If that does happen—and I am sure it will happen in certain of the cases which I am submitting—it is not only going to mean depreciating British work and industry in different parts of the world, but, apart from the United States, it is going to deprive the right hon. Gentleman more and more, in proportion as this burden presses upon the businesses, of the means next year and afterwards of raising the considerable sums of money which he is now enjoying. That is really all I want to submit to him—the whole of my general point. I venture to think that he will recognise, assuming my representations are well founded, that it is a point which he ought, in the interests of the Exchequer and in the interests of British finance in the immediate future, to give his personal attention to. So far as I am personally concerned—I cannot speak for the other three firms, because we all know how reticent everyone is in offering freely to submit all private facts and figures to Government Departments—but as far as lies in my power and my particular experience, I am perfectly willing to have an investigation made to show what has happened in my own case.

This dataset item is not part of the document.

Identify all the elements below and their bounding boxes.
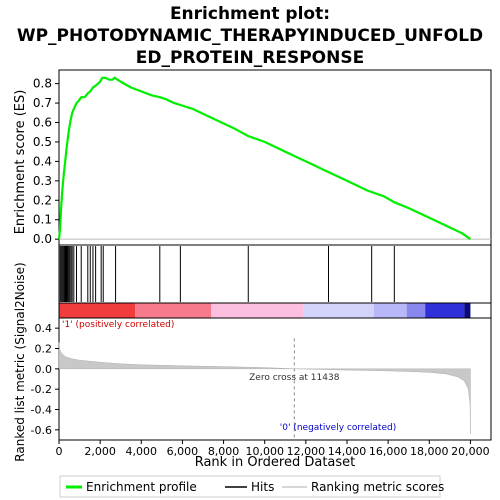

I do not, however, want to appear here to be representing to the House my own interests, except so far as my own knowledge does place me in a position to point to my right hon. Friend, and to the Government, what I know is taking place, and what I am sure is going to happen. With these few words I leave this matter confidently in the hands of the right hon. Gentleman, for I feel sure he will be willing to give his careful attention to the matter, in the interests of national finance.

Question put, and agreed to.

Bill accordingly read the third time, and passed.